AHMET İYİMAYA (Ankara) – Tabii, tabii; tefsir cümlesi bu ya.

PROF. DR. YUSUF ŞEVKİ HAKYEMEZ – Tabii, tabii; onu söyledik.

AHMET İYİMAYA (Ankara) – Bu, tefsir cümlesi tabii canım.

BEDİİ SÜHEYL BATUM (Eskişehir) – Peki, bunu bir gerekçede ama bir şekilde…

AHMET İYİMAYA (Ankara) – Yaz o gerekçeyi.

BEDİİ SÜHEYL BATUM (Eskişehir) – Buradan amaçladığımızın bu olduğunu gerekçeye yazalım.
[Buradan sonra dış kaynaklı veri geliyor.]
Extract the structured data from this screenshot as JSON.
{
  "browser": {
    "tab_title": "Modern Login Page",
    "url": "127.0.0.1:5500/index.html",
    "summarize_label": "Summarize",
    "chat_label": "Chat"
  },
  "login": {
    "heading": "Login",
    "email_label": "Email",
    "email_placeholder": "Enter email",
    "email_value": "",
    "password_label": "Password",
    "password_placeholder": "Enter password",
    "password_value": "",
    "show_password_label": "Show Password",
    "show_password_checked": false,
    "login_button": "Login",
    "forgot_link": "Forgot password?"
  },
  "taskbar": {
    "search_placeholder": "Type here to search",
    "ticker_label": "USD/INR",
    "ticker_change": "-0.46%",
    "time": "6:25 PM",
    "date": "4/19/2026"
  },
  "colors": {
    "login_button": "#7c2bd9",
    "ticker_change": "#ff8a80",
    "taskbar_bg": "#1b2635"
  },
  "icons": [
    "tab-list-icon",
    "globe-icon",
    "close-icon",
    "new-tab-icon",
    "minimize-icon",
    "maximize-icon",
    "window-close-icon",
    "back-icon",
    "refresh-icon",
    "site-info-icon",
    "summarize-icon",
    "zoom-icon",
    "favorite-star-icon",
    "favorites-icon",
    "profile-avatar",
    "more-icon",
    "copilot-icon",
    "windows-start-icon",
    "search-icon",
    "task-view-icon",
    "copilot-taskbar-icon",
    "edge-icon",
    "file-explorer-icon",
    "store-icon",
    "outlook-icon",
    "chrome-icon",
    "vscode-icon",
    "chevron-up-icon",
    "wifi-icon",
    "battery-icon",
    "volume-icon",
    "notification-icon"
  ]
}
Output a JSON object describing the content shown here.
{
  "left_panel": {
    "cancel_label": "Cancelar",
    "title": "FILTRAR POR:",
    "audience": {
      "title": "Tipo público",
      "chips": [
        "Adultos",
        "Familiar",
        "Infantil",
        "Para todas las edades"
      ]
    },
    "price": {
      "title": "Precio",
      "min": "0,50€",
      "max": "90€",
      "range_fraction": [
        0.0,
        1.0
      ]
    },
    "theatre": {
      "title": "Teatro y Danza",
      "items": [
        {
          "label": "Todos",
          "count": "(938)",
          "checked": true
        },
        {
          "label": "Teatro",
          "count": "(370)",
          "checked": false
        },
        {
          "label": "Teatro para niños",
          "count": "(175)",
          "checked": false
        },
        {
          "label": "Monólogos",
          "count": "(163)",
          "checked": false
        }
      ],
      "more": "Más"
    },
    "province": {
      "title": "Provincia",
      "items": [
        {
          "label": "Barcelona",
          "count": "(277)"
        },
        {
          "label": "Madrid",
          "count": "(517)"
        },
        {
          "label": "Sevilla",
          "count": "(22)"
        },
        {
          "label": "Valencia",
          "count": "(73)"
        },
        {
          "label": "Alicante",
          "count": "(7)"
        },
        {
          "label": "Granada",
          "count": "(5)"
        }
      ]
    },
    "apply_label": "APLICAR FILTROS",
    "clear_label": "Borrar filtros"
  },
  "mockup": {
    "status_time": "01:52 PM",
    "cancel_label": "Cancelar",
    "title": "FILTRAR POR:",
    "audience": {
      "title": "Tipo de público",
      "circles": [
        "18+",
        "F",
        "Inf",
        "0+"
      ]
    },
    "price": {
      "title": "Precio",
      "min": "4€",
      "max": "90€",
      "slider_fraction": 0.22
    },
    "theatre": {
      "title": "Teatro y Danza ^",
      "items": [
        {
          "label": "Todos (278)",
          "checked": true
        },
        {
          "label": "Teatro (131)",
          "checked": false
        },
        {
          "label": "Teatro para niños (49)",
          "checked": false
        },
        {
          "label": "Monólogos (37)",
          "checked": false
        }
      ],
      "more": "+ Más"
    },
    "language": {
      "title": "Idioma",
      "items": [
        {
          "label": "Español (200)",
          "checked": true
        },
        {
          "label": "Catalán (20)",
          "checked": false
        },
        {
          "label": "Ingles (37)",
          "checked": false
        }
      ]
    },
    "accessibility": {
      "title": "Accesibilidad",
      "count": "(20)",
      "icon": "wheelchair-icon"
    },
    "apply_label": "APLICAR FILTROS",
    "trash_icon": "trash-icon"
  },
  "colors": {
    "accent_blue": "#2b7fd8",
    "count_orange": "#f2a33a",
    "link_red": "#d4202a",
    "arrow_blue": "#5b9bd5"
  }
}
PROF. DR. HASAN TUNÇ – Tabii ki yazılabilir.

AHMET İYİMAYA (Ankara) – Hocam ifade edebilir miyim?

PROF. DR. YUSUF ŞEVKİ HAKYEMEZ – Çünkü metinde “yaşına” dediğimize göre bu “yaş” çocuğu da kapsıyor, büyüğü de kapsıyor. Dolayısıyla, yani onu gereksiz buluyoruz.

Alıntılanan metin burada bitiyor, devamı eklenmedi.